Note that I wash my watercolor palette before videos – not because you need to always start fresh, but because I want you to see colors mixing, and all that muck makes a mess. But be aware your colors can get muddy if you don’t at least occasionally clean off your mixing surfaces.
Edit out unnecessary details
Determine what you want to include most – what made you choose that subject, that angle, that time of day? Emphasize THAT and let other things go. Create a “mass” of trees instead of leaving too much high-contrast detail in a background like this – once the final gouache wash was added, the trees became much less attention-getters.

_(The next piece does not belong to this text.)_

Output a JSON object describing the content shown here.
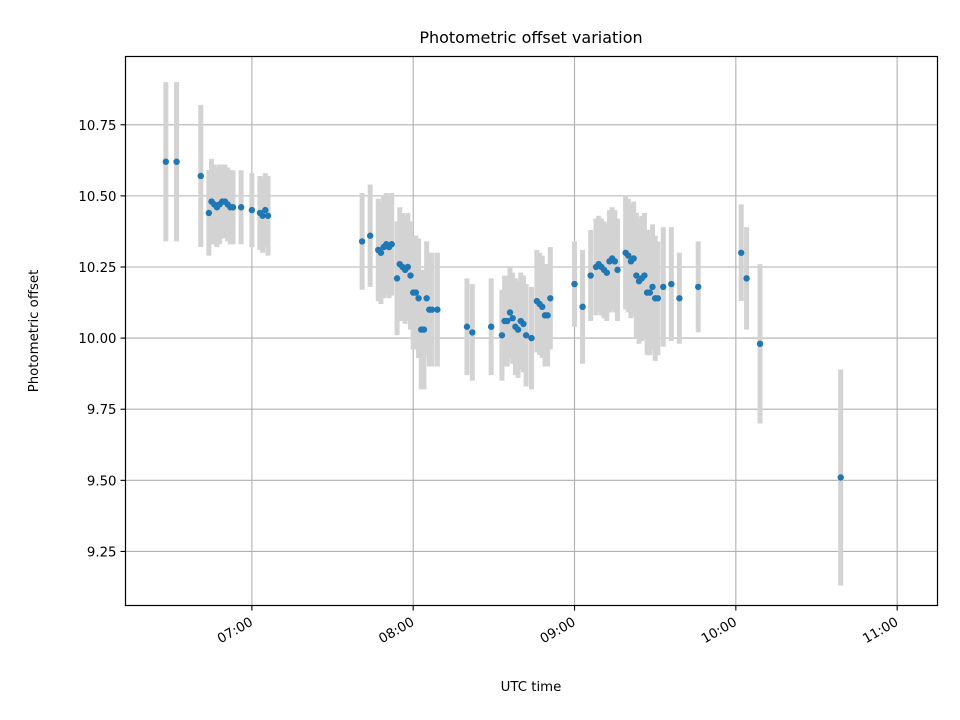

Nervous about drawing in public?
Don’t be. The average person walking by will be truly impressed with you! I’ve made terrible drawings that shouldn’t see the light of day and had people ooh and ahh. Seriously – they WANT to compliment you! (I mean really, who walks around the world wanting to peek over an artist’s shoulder just so they can say, “Dang, that’s garbage!” NO ONE.)
Join a group!
Check to see if your town has an Urban Sketchers group. Any kind of drawing group! You’ll find there are people of all levels of experience – people you can learn from *and people who need you to help them.* Yes there will be people newer than you and they could use your encouragement and your presence!